The Monastery of Varlaam is the second largest monastery in the Metéora complex, and in 2015 had the largest number of monks (seven) of the male monasteries. It has very elegant church frescoes dating back to the 16th century.
It was built in 1541 and embellished in 1548. A church, dedicated to All Saints, is in the Athonite type (cross-in-square with dome and choirs), with spacious exonarthex (lite) is surrounded by a dome. It was built in 1541/42 and decorated in 1548, while the exonarthex was decorated in 1566. The old refectory is used as a museum while north of the church is the parekklesion of the Three Bishops, built in 1627 and decorated in 1637.
The Monastery of St Stephen is the only monastery fully visible from the town of Kalambaka. The Monastery of St. Stephen has a small church built in the 16th century and decorated in 1545. This monastery rests on the plain rather than on a cliff. It was shelled by the Nazis during World War II who believed it was harboring insurgents and was abandoned. The monastery was given over to nuns in 1961 and they have reconstructed it into a flourishing nunnery, with 28 nuns in residence in 2015.
The Monastery of Rousanou/St. Barbara was founded in the middle of the 16th century and decorated in 1560. Today it is a flourishing nunnery with 13 nuns in residence in 2015.
Rousannou Monastery is one of the most easily-accessible monasteries since it is located on one of the lowest rocks of the complex.
The Monastery of St. Nicholas Anapausas, built in the 16th century, has a small church, decorated by the noted Cretan painter Theophanis Strelitzas, in 1527.

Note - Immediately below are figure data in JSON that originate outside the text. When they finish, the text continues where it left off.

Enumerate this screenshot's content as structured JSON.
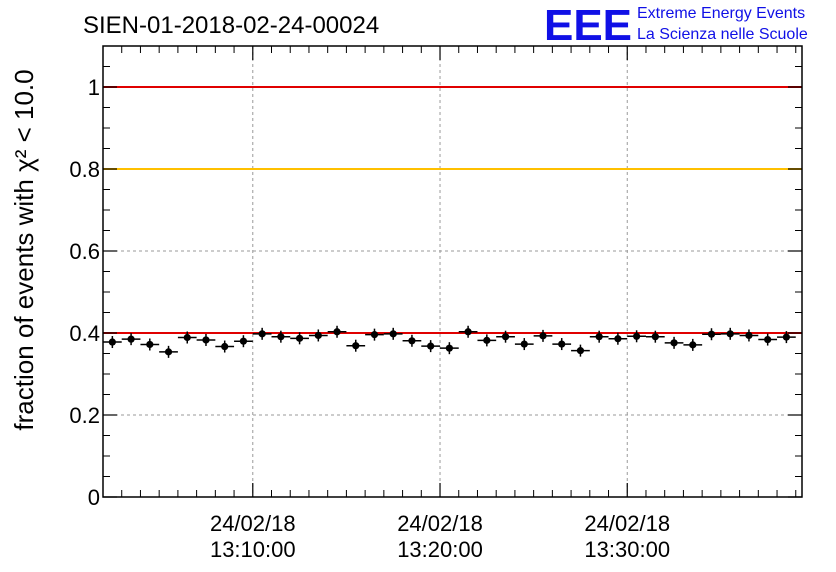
{
  "logo": {
    "letters": "EEE",
    "line1": "Extreme Energy Events",
    "line2": "La Scienza nelle Scuole"
  },
  "chart_data": {
    "type": "scatter",
    "title": "SIEN-01-2018-02-24-00024",
    "xlabel": "",
    "ylabel": "fraction of events with χ² < 10.0",
    "ylim": [
      0,
      1.1
    ],
    "xlim": [
      "24/02/18 13:02:00",
      "24/02/18 13:39:20"
    ],
    "yticks": [
      "0",
      "0.2",
      "0.4",
      "0.6",
      "0.8",
      "1"
    ],
    "xticks": [
      {
        "date": "24/02/18",
        "time": "13:10:00"
      },
      {
        "date": "24/02/18",
        "time": "13:20:00"
      },
      {
        "date": "24/02/18",
        "time": "13:30:00"
      }
    ],
    "grid": true,
    "reference_lines": [
      {
        "y": 1.0,
        "color": "#e00000"
      },
      {
        "y": 0.8,
        "color": "#ffc000"
      },
      {
        "y": 0.4,
        "color": "#e00000"
      }
    ],
    "x": [
      "13:02:30",
      "13:03:30",
      "13:04:30",
      "13:05:30",
      "13:06:30",
      "13:07:30",
      "13:08:30",
      "13:09:30",
      "13:10:30",
      "13:11:30",
      "13:12:30",
      "13:13:30",
      "13:14:30",
      "13:15:30",
      "13:16:30",
      "13:17:30",
      "13:18:30",
      "13:19:30",
      "13:20:30",
      "13:21:30",
      "13:22:30",
      "13:23:30",
      "13:24:30",
      "13:25:30",
      "13:26:30",
      "13:27:30",
      "13:28:30",
      "13:29:30",
      "13:30:30",
      "13:31:30",
      "13:32:30",
      "13:33:30",
      "13:34:30",
      "13:35:30",
      "13:36:30",
      "13:37:30",
      "13:38:30"
    ],
    "y": [
      0.378,
      0.385,
      0.372,
      0.354,
      0.389,
      0.383,
      0.367,
      0.38,
      0.398,
      0.391,
      0.387,
      0.394,
      0.403,
      0.369,
      0.396,
      0.398,
      0.381,
      0.368,
      0.363,
      0.403,
      0.382,
      0.391,
      0.373,
      0.393,
      0.373,
      0.357,
      0.391,
      0.386,
      0.392,
      0.391,
      0.376,
      0.371,
      0.397,
      0.398,
      0.394,
      0.384,
      0.39
    ]
  }
}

Agios Nikolaos Monastery is notable for its unique construction and the amazing frescoes dating back in the 16th-century by the Cretan painter Theophanes the Monk. Strict dress code is enforced for all monasteries: shoulders must be covered and men must wear long trousers while women must wear long skirts.
There was one monk in residence in 2015.
The Monastery of the Holy Trinity is on top of the cliffs. It is probably the most dramatically positioned monastery of the complex, as it is perched on the top of a delicate pinnacle, accessible only by 140 steep steps.
It was built in 1475 and was remodeled in 1684, 1689, 1692, 1741. There were four monks in residence in 2015.
You are expected to behave respectfully because you will be visiting a religious site of great importance and a place of worship. All men must wear long pants to access Meteora’s monasteries; sleeveless t-shirts and shirts are strictly prohibited. For women, long skirts are required, and shoulders must always be covered. If you don’t have a long skirt to wear, one will be available for you at the door free of charge thanks to the monastery. However, they don’t offer clothing for males. Men should be aware that they will not be allowed entry if they arrive at monasteries wearing very short pants or sleeveless shirts.
3€/person at each monastery. The dress code and entrance fees are not applicable to children under the age of 12.